如何使模板推导出具有可变参数的函数返回类型

Question

Someone on stack overflow wrote an interesting way to capture a lambda or functor into your own class. I was trying to simplify it, and I think I got close but was having some trouble. Their example was:

// OT => Object Type
// RT => Return Type
// A ... => Arguments

template<typename OT, typename RT, typename ... A>
struct lambda_expression {
    OT _object;
    RT(OT::*_function)(A...)const; // A pointer to a member function, 
                                   // specifically the operator()

    lambda_expression(const OT & object) // Constructor
        : _object(object), 
          _function(&decltype(_object)::operator()) {} // Assigning the function pointer

    RT operator() (A ... args) const {
        return (_object.*_function)(args...);
    }
};

Basically this allows you to go:

int captureMe = 2;
auto lambda = [=](int a, int b) { return a + b + captureMe;};
lambda_expression<decltype(lambda), int, int, int>(lambda); 

I was trying to simplify this, and thought that the pointer contained in the lambda_expression class wouldn't be needed, because you can call the function object itself, instead of calling the pointer to the operator(). So I tried this:

template <typename OT, typename ... Args>   // No Return type specified
struct lambdaContainer
{
    lambdaContainer(OT funcObj) : funcObj(funcObj){ }
    OT funcObj; // No pointer, just the function object.

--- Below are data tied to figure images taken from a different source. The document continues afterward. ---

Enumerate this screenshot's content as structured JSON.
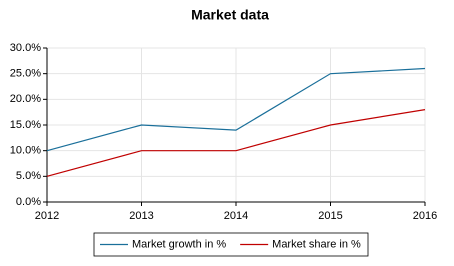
{
  "chart_data": {
    "type": "line",
    "title": "Market data",
    "x": [
      2012,
      2013,
      2014,
      2015,
      2016
    ],
    "xlim": [
      2012,
      2016
    ],
    "xticks": [
      2012,
      2013,
      2014,
      2015,
      2016
    ],
    "ylim": [
      0,
      30
    ],
    "yticks": [
      {
        "value": 0,
        "label": "0.0%"
      },
      {
        "value": 5,
        "label": "5.0%"
      },
      {
        "value": 10,
        "label": "10.0%"
      },
      {
        "value": 15,
        "label": "15.0%"
      },
      {
        "value": 20,
        "label": "20.0%"
      },
      {
        "value": 25,
        "label": "25.0%"
      },
      {
        "value": 30,
        "label": "30.0%"
      }
    ],
    "grid": true,
    "legend": "bottom",
    "series": [
      {
        "name": "Market growth in %",
        "color": "#1a6f9a",
        "values": [
          10,
          15,
          14,
          25,
          26
        ]
      },
      {
        "name": "Market share in %",
        "color": "#c00000",
        "values": [
          5,
          10,
          10,
          15,
          18
        ]
      }
    ]
  }
}
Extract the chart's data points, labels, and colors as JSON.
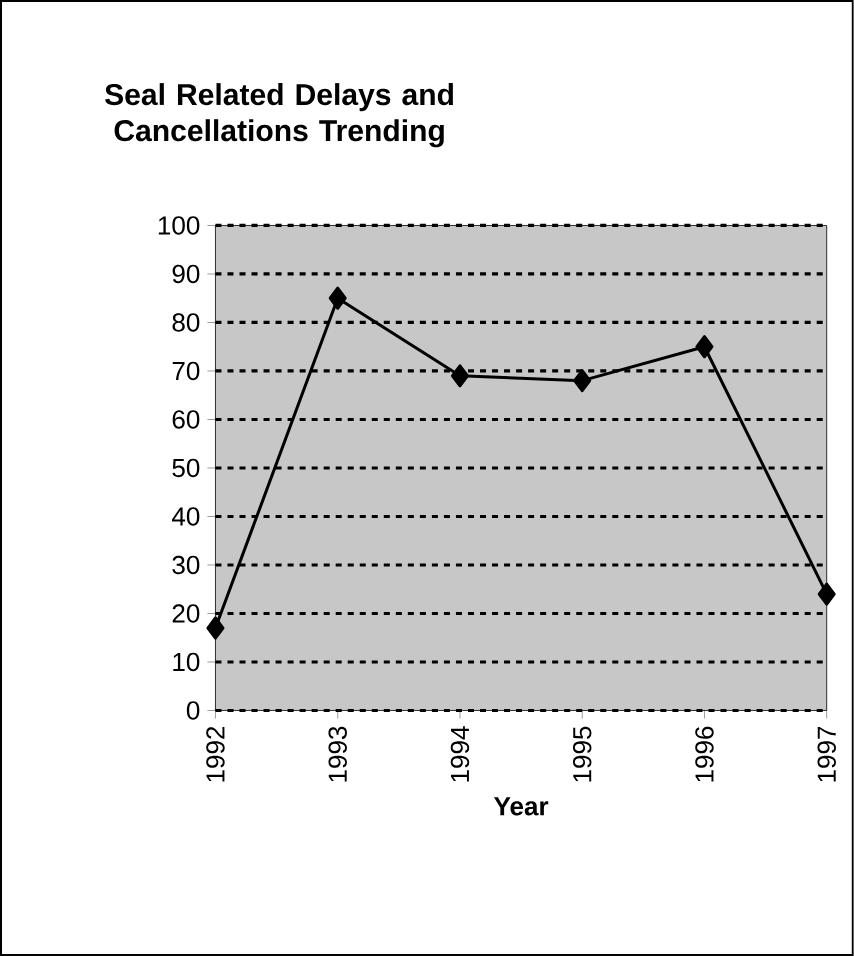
{
  "chart_data": {
    "type": "line",
    "title": "Seal Related Delays and Cancellations Trending",
    "xlabel": "Year",
    "categories": [
      "1992",
      "1993",
      "1994",
      "1995",
      "1996",
      "1997"
    ],
    "series": [
      {
        "color": "#000000",
        "values": [
          17,
          85,
          69,
          68,
          75,
          24
        ]
      }
    ],
    "ylim": [
      0,
      100
    ],
    "yticks": [
      0,
      10,
      20,
      30,
      40,
      50,
      60,
      70,
      80,
      90,
      100
    ],
    "grid": "y",
    "marker": "diamond",
    "line_style": "solid"
  }
}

    auto operator()(Args... args) 
    {
        return funcObj(args...); // Call the function object directly
    }
};

Then something like:

int captureMe = 2;
auto lambda = [=](int a, int b) { return a + b + captureMe; };

lambdaContainer<decltype(lambda), int, int> lam(lambda);

auto i = lam(1, 1);
// i = 4;

Where I wrote the line:

auto operator()(Args... args) 
    {
        return funcObj(args...); 
    }

Apparently:

 decltype(auto) operator()(Args... args) //works in C++14 apparently.

But I tried without the auto keyword and I failed miserably in doing this, I want to understand how the Args... works. I tried:

decltype(funObj(Args...) operator()(Args... args) // this failed
decltype(OT(Args...) operator() (Args... args) // this failed
auto operator() (Args... args) -> decltype(funcObj(Args...)) // this failed
auto operator() (Args... args) -> decltype(OT(Args...)) // this failed

How can I expand the Args parameter so the template can deduce the return type? Is this only possible with auto?

Answer 1

decltype(e) takes an expression e and evaluates to the type of that expression . You need to provide an expression that represents the invocation of your stored lambda:

auto operator()(Args... args) 
    -> decltype(std::declval<OT>()(std::declval<Args>()...))

In this case, I'm using std::declval to create a "fake instance" of the objects that can be used for deduction purposes, without actually invoking any constructor.

Let's break this down even further:

-> decltype(
    std::declval<OT>()          // create a fake instance of `OT`
    (                           // invoke it
        std::declval<Args>()... // create a fake instance of each argument 
                                // type, expanding `Args...`
    )
)

live example on wandbox

---

By the way, you should still std::forward the arguments in your call to funcObj as there might be some rvalue references that need to be propagated further down:

auto operator()(Args... args) 
{
    return funcObj(std::forward<Args>(args)...); 
}